|Sharon Kujawa and Charles Liberman|
Hidden Hearing Loss – the Problem and the Promise
Sharon G. Kujawa and M. Charles Liberman
Most adult hearing impairment is sensorineural in nature and arises from inner ear dysfunction. Dogma has long held that hair cells are the most vulnerable cochlear elements and that cochlear neural loss typically occurs only after, and because of, hair cell degeneration. Work from our lab, and others, over the last 10 years has shownthat this is not true for key etiologies of acquired sensorineural hearing loss, including noise, aging, and ototoxic drugs (Kujawa and Liberman 2015). These insults can cause massive (>50%) loss of cochlear nerve peripheral synapses without any hair cell loss (see Figure). This extensive cochlear synaptopathy has remained a “hidden hearing loss”, because 1) diffuse neural degeneration does not significantly elevate cochlear pure-tone thresholds, or the behavioral audiogram, until it reaches 80%, 2) the synaptic connections between cochlear neurons and hair cells are hard to see in routine histological material, and 3) the cell bodies and central axons of cochlear neurons, survive for years to decades despite their loss of functional connection to the hair cells.

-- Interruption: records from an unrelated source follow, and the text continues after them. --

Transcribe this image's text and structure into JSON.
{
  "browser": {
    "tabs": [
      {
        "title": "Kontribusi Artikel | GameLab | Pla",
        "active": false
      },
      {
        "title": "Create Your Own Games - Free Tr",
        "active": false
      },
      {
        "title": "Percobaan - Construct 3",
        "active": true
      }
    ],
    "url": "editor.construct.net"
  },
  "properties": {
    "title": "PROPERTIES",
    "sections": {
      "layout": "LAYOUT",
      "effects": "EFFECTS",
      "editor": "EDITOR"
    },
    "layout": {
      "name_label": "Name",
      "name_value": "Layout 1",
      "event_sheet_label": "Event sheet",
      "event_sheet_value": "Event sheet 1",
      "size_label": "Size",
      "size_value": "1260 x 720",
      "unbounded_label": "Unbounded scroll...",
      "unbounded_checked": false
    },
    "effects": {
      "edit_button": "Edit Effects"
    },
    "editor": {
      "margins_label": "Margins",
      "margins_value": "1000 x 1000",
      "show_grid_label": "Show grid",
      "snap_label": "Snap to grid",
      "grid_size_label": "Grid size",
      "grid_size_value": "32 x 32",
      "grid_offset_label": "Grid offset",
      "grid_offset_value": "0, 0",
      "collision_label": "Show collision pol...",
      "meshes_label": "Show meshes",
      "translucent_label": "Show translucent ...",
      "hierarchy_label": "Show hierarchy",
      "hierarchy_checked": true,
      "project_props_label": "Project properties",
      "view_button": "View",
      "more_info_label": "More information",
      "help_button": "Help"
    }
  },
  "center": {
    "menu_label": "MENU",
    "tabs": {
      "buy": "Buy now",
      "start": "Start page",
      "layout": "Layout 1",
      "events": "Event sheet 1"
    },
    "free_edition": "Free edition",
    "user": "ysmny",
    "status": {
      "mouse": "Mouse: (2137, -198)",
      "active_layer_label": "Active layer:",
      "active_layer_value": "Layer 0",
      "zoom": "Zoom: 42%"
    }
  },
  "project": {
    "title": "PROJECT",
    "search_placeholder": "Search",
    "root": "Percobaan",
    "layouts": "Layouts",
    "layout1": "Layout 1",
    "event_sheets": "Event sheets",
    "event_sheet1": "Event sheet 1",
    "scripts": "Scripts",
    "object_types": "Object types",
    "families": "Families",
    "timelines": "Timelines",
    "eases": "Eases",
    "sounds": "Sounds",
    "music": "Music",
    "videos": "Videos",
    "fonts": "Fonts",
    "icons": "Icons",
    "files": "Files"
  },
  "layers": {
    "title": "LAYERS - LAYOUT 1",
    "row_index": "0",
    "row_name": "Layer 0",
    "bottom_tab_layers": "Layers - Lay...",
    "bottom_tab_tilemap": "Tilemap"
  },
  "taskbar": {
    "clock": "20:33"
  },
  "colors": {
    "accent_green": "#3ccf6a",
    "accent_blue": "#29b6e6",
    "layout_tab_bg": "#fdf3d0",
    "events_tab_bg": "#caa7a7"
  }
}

Although synaptopathy does not affect the audiogram, which is a highly sensitive measure of outer hair cell function, it likely compromises the ability to understand complex stimuli, especially in difficult listening environments (Bharadwaj, Verhulst et al. 2014). This arises, in part, because the most vulnerable cochlear neurons appear to be those with high thresholds and low spontaneous rates (SRs; (Liberman 1978) (Furman, Kujawa et al. 2013)), and low-SR fibers are especially important to the coding of suprathreshold sounds in the presence of background noise. Cochlear synaptopathy may also be a key initiator of tinnitus or hyperacusis, which is not uncommon in people with normal audiometric thresholds (Schaette and McAlpine 2011, Gu, Herrmann et al. 2012).

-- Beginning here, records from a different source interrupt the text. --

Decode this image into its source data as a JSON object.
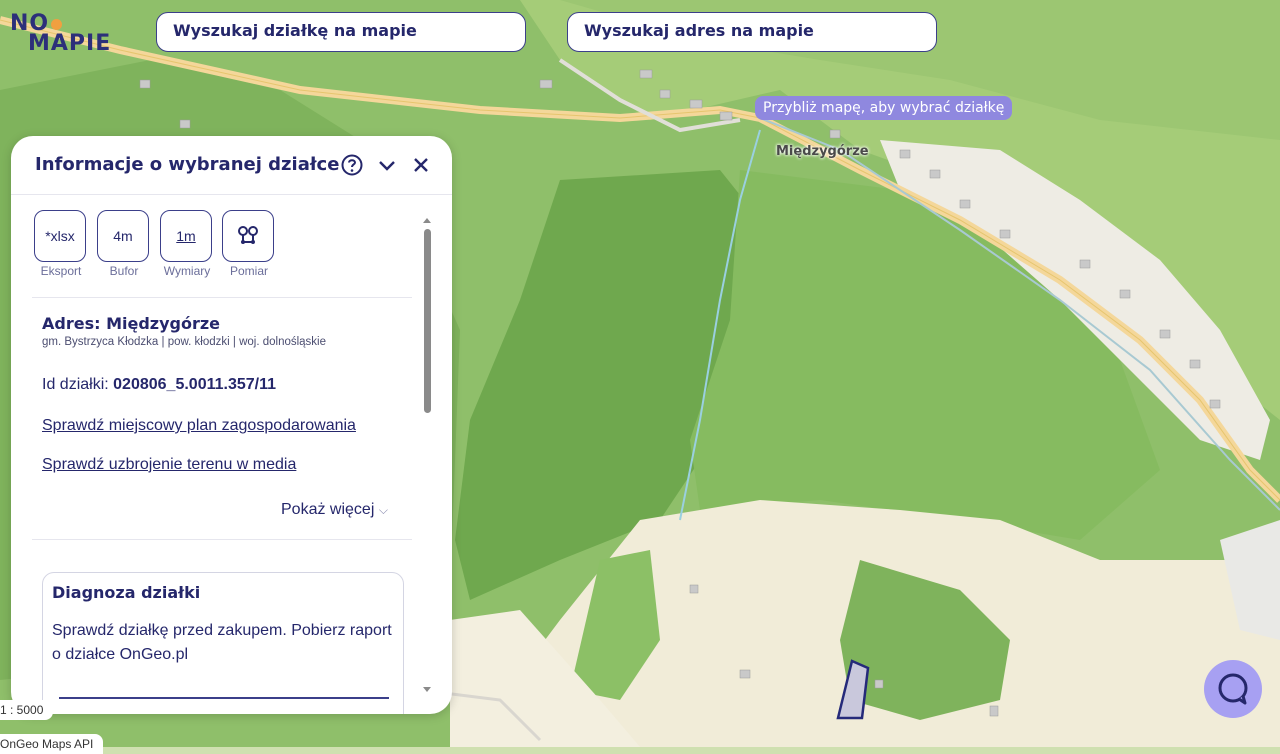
{
  "logo": {
    "line1": "NO",
    "line2": "MAPIE"
  },
  "search": {
    "parcel_placeholder": "Wyszukaj działkę na mapie",
    "address_placeholder": "Wyszukaj adres na mapie"
  },
  "map": {
    "tooltip": "Przybliż mapę, aby wybrać działkę",
    "town_label": "Międzygórze",
    "scale": "1 : 5000",
    "credit": "OnGeo Maps API"
  },
  "panel": {
    "title": "Informacje o wybranej działce",
    "tools": [
      {
        "value": "*xlsx",
        "label": "Eksport"
      },
      {
        "value": "4m",
        "label": "Bufor"
      },
      {
        "value": "1m",
        "label": "Wymiary"
      },
      {
        "value": "",
        "label": "Pomiar",
        "icon": "measure-pins-icon"
      }
    ],
    "address_title": "Adres: Międzygórze",
    "address_sub": "gm. Bystrzyca Kłodzka | pow. kłodzki | woj. dolnośląskie",
    "id_label": "Id działki:",
    "id_value": "020806_5.0011.357/11",
    "link_plan": "Sprawdź miejscowy plan zagospodarowania",
    "link_media": "Sprawdź uzbrojenie terenu w media",
    "show_more": "Pokaż więcej",
    "diag_title": "Diagnoza działki",
    "diag_text": "Sprawdź działkę przed zakupem. Pobierz raport o działce OnGeo.pl"
  },
  "colors": {
    "accent": "#25276b",
    "tooltip": "#8f88df",
    "chat": "#a7a0f2"
  }
}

In animal models, cochlear synaptopathy can be diagnosed via the suprathreshold amplitude of ABR wave 1, the summed sound-evoked activity of cochlear nerve fibers, so long as there is no outer hair cell dysfunction to reduce cochlear sensitivity (Kujawa and Liberman 2009). Recent studies of human subjects with normal audiograms have shown correlations between reduced electrophysiological responses and deficits in suprathreshold processing and/or performance on speech in noise tests (Epstein, Cleveland et al. 2016, Mehraei, Hickox et al. 2016). Such studies also suggest that synpatopathy can be noise-induced, even among college-age subjects (Epstein, Cleveland et al. 2016). Thus, noise damage may be more widespread than previously thought based on standard audiometric evaluation .

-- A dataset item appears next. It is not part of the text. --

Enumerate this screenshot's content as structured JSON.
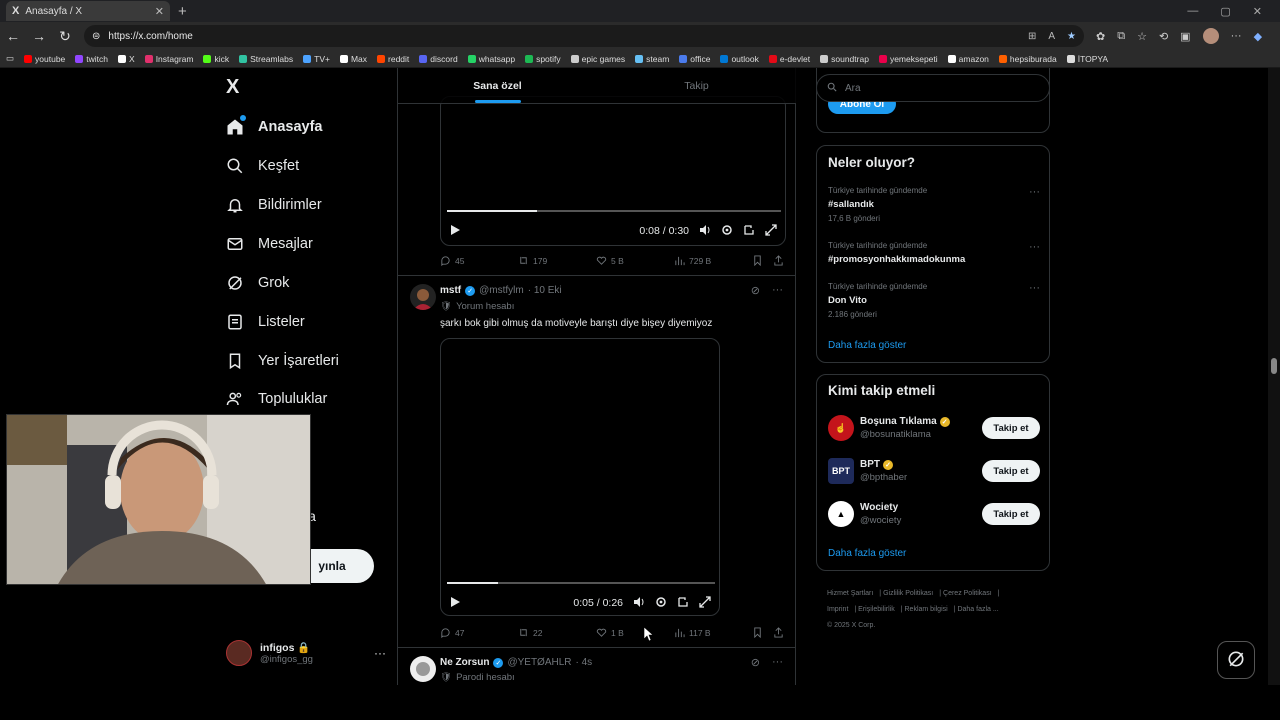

We believe that cochlear synaptopathy is widespread in humans, regardless of the “hearing loss” seen on the audiogram, and that the degree of synaptopathy, or “hidden hearing loss”, is an important determinant of the overall impairment. We also believe that synaptopathy might be reversible, since there is a long therapeutic window during which the hair cells and spiral ganglion cells remain, and since neurotrophins can promote spiral ganglion survival and growth of peripheral axons even in the adult ear (Wise, Richardson et al. 2005). Indeed, in mouse, we have shown that either neurotrophin overexpression (Wan, Gomez-Casati et al. 2014) or neurotrophin delivery to the round window (Suzuki, Corfas et al. 2016) can regenerate lost synapses and provide corresponding functional recovery of ABR wave 1. Of all the regenerative strategies for hearing impairment envisioned in our field today, we believe that treatments for cochlear synaptopathy will be the easiest to achieve.